As Afghanistan endures the worst humanitarian crisis of its history, this crippling move will have far reaching impacts as female aid workers were the only means of accessing the marginalised and oppressed women in the conservative country.
In an immediate reaction to this, at least four major aid groups suspended their activities, leaving about 11,441 people jobless, 5,000 of whom are women.
Since the Taliban takeover of Kabul in August 2021, the Afghan population seems to have just two options: escape in whatever way possible or live miserably without rights.

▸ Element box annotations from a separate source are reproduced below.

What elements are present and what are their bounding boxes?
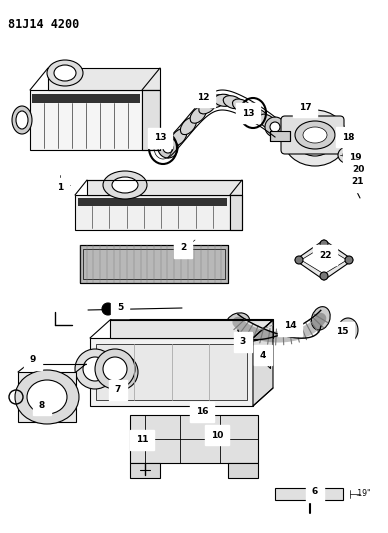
Bar <box>110 319 273 338</box>
Ellipse shape <box>112 177 138 193</box>
Ellipse shape <box>312 306 330 330</box>
Text: 20: 20 <box>352 166 364 174</box>
Text: 13: 13 <box>242 109 254 117</box>
Ellipse shape <box>226 313 249 332</box>
Bar <box>270 131 290 141</box>
Ellipse shape <box>232 331 248 353</box>
Ellipse shape <box>259 114 277 130</box>
Ellipse shape <box>338 146 362 164</box>
Ellipse shape <box>214 94 234 106</box>
Bar <box>48 68 160 90</box>
Text: 1: 1 <box>57 183 63 192</box>
Text: 18: 18 <box>342 133 354 141</box>
Ellipse shape <box>83 357 107 381</box>
Text: 3: 3 <box>240 337 246 346</box>
Ellipse shape <box>232 99 251 113</box>
Text: 14: 14 <box>284 321 296 330</box>
Bar <box>80 245 228 283</box>
Ellipse shape <box>54 65 76 81</box>
Ellipse shape <box>103 171 147 199</box>
Ellipse shape <box>102 354 138 390</box>
Bar <box>90 338 253 406</box>
Polygon shape <box>301 246 347 274</box>
Bar <box>87 180 242 195</box>
Ellipse shape <box>345 256 353 264</box>
Ellipse shape <box>320 272 328 280</box>
Text: 13: 13 <box>154 133 166 142</box>
Bar <box>130 415 258 463</box>
Ellipse shape <box>343 323 353 337</box>
Bar <box>83 249 225 279</box>
Bar <box>142 90 160 150</box>
Ellipse shape <box>295 256 303 264</box>
Text: 4: 4 <box>260 351 266 359</box>
Ellipse shape <box>199 99 216 114</box>
Text: 10: 10 <box>211 431 223 440</box>
Ellipse shape <box>47 60 83 86</box>
Text: 12: 12 <box>197 93 209 101</box>
Text: 17: 17 <box>299 102 311 111</box>
Bar <box>30 90 142 150</box>
Ellipse shape <box>303 127 327 143</box>
Ellipse shape <box>250 109 268 123</box>
Ellipse shape <box>15 370 79 424</box>
Bar <box>18 372 76 422</box>
Text: 81J14 4200: 81J14 4200 <box>8 18 79 31</box>
Polygon shape <box>253 320 273 406</box>
Bar <box>230 195 242 230</box>
Bar <box>80 245 228 283</box>
Bar <box>130 463 160 478</box>
Ellipse shape <box>190 107 206 123</box>
Text: 15: 15 <box>336 327 348 336</box>
Text: 16: 16 <box>196 408 208 416</box>
Ellipse shape <box>75 349 115 389</box>
Text: 19: 19 <box>349 152 361 161</box>
Ellipse shape <box>338 318 358 342</box>
Ellipse shape <box>265 117 285 137</box>
Text: 6: 6 <box>312 488 318 497</box>
Text: 5: 5 <box>117 303 123 312</box>
Ellipse shape <box>158 138 178 158</box>
Ellipse shape <box>110 362 130 382</box>
Ellipse shape <box>180 117 196 135</box>
Ellipse shape <box>236 336 244 348</box>
Text: 22: 22 <box>319 251 331 260</box>
Ellipse shape <box>171 129 187 146</box>
Ellipse shape <box>27 380 67 414</box>
Ellipse shape <box>12 106 32 134</box>
Text: 2: 2 <box>180 244 186 253</box>
Text: 11: 11 <box>136 435 148 445</box>
FancyBboxPatch shape <box>281 116 344 154</box>
Bar <box>228 463 258 478</box>
Bar <box>96 344 247 400</box>
Bar <box>32 94 140 103</box>
Ellipse shape <box>320 240 328 248</box>
Ellipse shape <box>95 349 135 389</box>
Text: 8: 8 <box>39 400 45 409</box>
Text: 21: 21 <box>352 177 364 187</box>
Ellipse shape <box>162 138 179 154</box>
Ellipse shape <box>295 120 335 156</box>
Ellipse shape <box>350 178 362 186</box>
Bar <box>78 198 227 206</box>
Ellipse shape <box>242 103 260 118</box>
Ellipse shape <box>283 110 347 166</box>
Ellipse shape <box>223 95 242 109</box>
Ellipse shape <box>163 143 173 153</box>
Ellipse shape <box>295 121 335 149</box>
Ellipse shape <box>102 303 114 315</box>
Text: .19": .19" <box>355 489 371 498</box>
Ellipse shape <box>206 95 225 108</box>
Ellipse shape <box>270 122 280 132</box>
Polygon shape <box>295 240 353 280</box>
Text: 9: 9 <box>30 356 36 365</box>
Bar <box>275 488 343 500</box>
Ellipse shape <box>16 111 28 129</box>
Bar <box>75 195 230 230</box>
Text: 7: 7 <box>115 385 121 394</box>
Ellipse shape <box>103 357 127 381</box>
Ellipse shape <box>343 150 357 160</box>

Outside, the international community led by the US - the main party of the Doha Agreement which paved the way for the Taliban’s rise to power - is escaping all moral and human responsibility by issuing condemnation statements, without committing to action to protect the Afghan people.
Foreign countries are not issuing visas to the millions of Afghans desperately seeking exit; the Taliban authorities are not issuing them passports or ensuring provisions of rights and services.
The entrapment of the country’s citizens will only get worse because the Taliban has resorted to authoritarian rule, imposing its ideology by force, and the international community refuses to engage with the group in a civilised way - by either recognising the Taliban’s authority with conditions based on rights and services for the masses or lifting sanctions on the banking sector and travel so that the entire population can either take care of their needs or flee.
The US holds primary responsibility to take lead in resolving this humanitarian crisis in the first place and of engaging with the group it has imposed on the people of Afghanistan.